Dua Allah’a yalvarıştır, Allah’tan istemektir. Tabi bunun yolu yordamı vardır, şartları vardır.
Dua sadece sıkışınca yapılırsa, sıkışır kalır, murat hâsıl olmaz.
Dua apar topar yapılmaz. Duaya başlamadan önce duaya hazırlık yapılır, duanın kabulüne mani olabilecek engeller ortadan kaldırılır.
- Helal gıda ya da dikkat şarttır.
- İsyanları, günahları terk gerekir.
- Gaflet içinde yapılan dua dile zahmettir.
Üzerinde kul hakkı olanın bağırıp çağırması, ağlayıp sızlaması boşuna olur. Dua yapacak olan, kul hakkından kurtulmalıdır. Hak iadesi ve helalleşme olmadan dua kabul olmaz.
Duanın illa Arapça olması şart değildir. Dua eden ne dediğini, ne istediğini bilmelidir. Ağız alışkanlığı ile dua olmaz.
Duada olmayacak şey istenmez. İstense de boşuna olur.
Dua; acele, ısmarlama olmaz.
Duada teferruatla uğraşılmamalıdır. Ellerin şekli, başın duruşu önemli değildir.

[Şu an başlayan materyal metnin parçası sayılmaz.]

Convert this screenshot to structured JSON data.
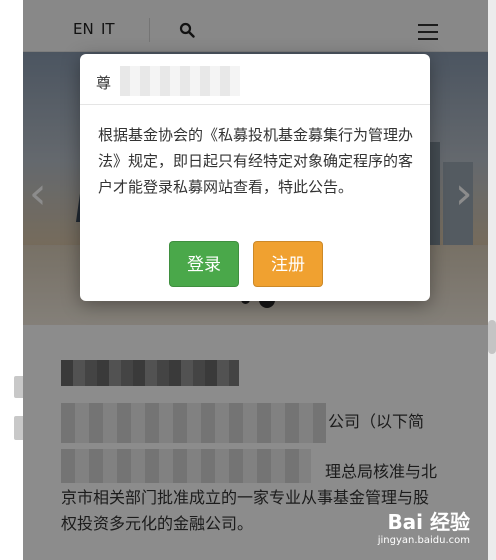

Bağıra bağıra dua edilmez. Allah bize şah damarımızdan daha yakındır. Sağıra sesleniyormuş gibi dua olmaz. Bağırmak duanın adabına uygun değildir.
Duada kötülük istenmez. Başkalarının ölümü, helaki dilenmez. “Allah cezanı versin.”, “Kahrolsun” denmez. İyilik isteyen, başkalarının da iyiliğini istemelidir. İnsan yakınları ile bilhassa çocukları içinde kötü söylememeli, beddua etmemelidir.
Duada bencillik olmaz. Aile fertleri için başkalarını da içine alan dualar yapılmalıdır.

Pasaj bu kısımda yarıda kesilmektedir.